UNE SORTIE QUI SE TERMINE MAL
Hier, comme tous les matins, Tilt est sorti avec son maître. Au retour de promenade, profitant d’un moment d’inattention, il s’est roulé sur le sol.
Comme il faisait encore nuit, Michel était incapable de voir dans quoi Tilt s’était roulé avec autant de volupté. Une chose était certaine : c’était dans quelque chose de malodorant.

Furieux, Michel n’ayant à la main qu’un sac contenant des morceaux de pain destinés aux oiseaux, lui en a donné un coup. Cela lui a peut-être fait un peu mal car il a couiné.
Sous les injures de son Maître Tilt est rentré précipitamment à la maison, ne se faisant pas prier pour une fois.
Arrivé à l’appartement, Michel l’a essuyé et nettoyé avec des lingettes puis lui a dit d’aller dans son panier.
Tilt a obéi mais dès que Michel s’est éloigné, il s’est précipité dans la chambre où je me trouvais et il s’est jeté sur moi pour que je le prenne dans les bras. Bien entendu, j’ai dit « non » et je me suis détournée sans même le regarder.

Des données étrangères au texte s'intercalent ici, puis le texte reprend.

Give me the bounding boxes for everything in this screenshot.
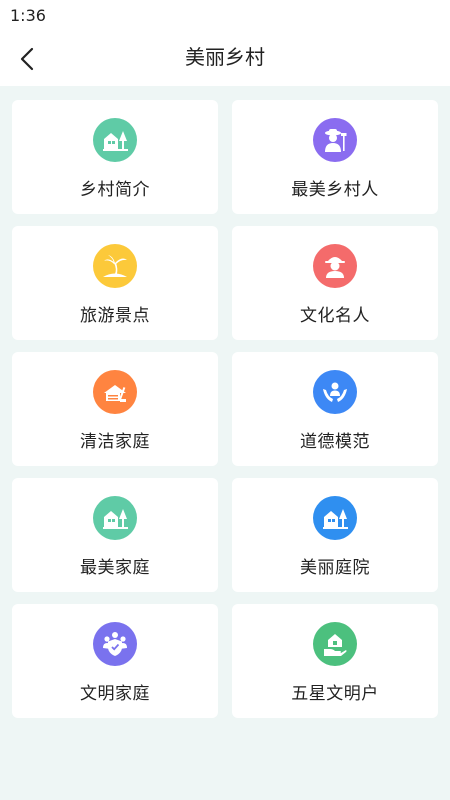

J’ai mis mon manteau et mes chaussures. D’habitude, Tilt rapplique dès que je touche aux chaussures mais pas cette fois.
Il était resté dans la chambre, assis à l’endroit où j’avais refusé de le prendre.
Son attitude incarnait le désespoir. J’ai eu envie de le serrer contre moi, mais il ne fallait pas… D’une voix dure j’ai dit « viens ».
Il s’est levé et marchant la truffe contre mes talons, queue rentrée, il m’a suivie. J’ai attaché la laisse sans qu’il relève la tête. Il est monté dans l’ascenseur, a traversé le garage, a sauté dans la voiture et s’est adossé à la porte, les yeux entre-ouverts fixés sur moi, parfaitement immobile dans une attitude apeurée.
Je faisais celle qui ne le voyait pas. Je suis descendue de voiture pour acheter le pain, il est resté avec son Maître. D’habitude il passe sur mon siège et va s’asseoir sur ses genoux. Là il n’a pas bougé.
Il n’a pas bougé non plus quand j ‘ai posé le pain à quelques centimètres de lui.
Je me suis assise et Michel qui suivait la scène dans le rétroviseur, pris de pitié, a dit : « appelle--le… »
J’ai dit « Viens », il n’a pas bougé, je me suis retournée, l’ai regardé et j’ai dit une nouvelle fois « viens » d’une voix douce.
Alors tout doucement, il est venu sur mes genoux, a blotti sa tête dans le pli de mon bras et pendant les vingt minutes de voyage, n’a pas bougé…
Ce n’est que petit-à petit qu’il a retrouvé au cours de la journée sa bonne humeur habituelle.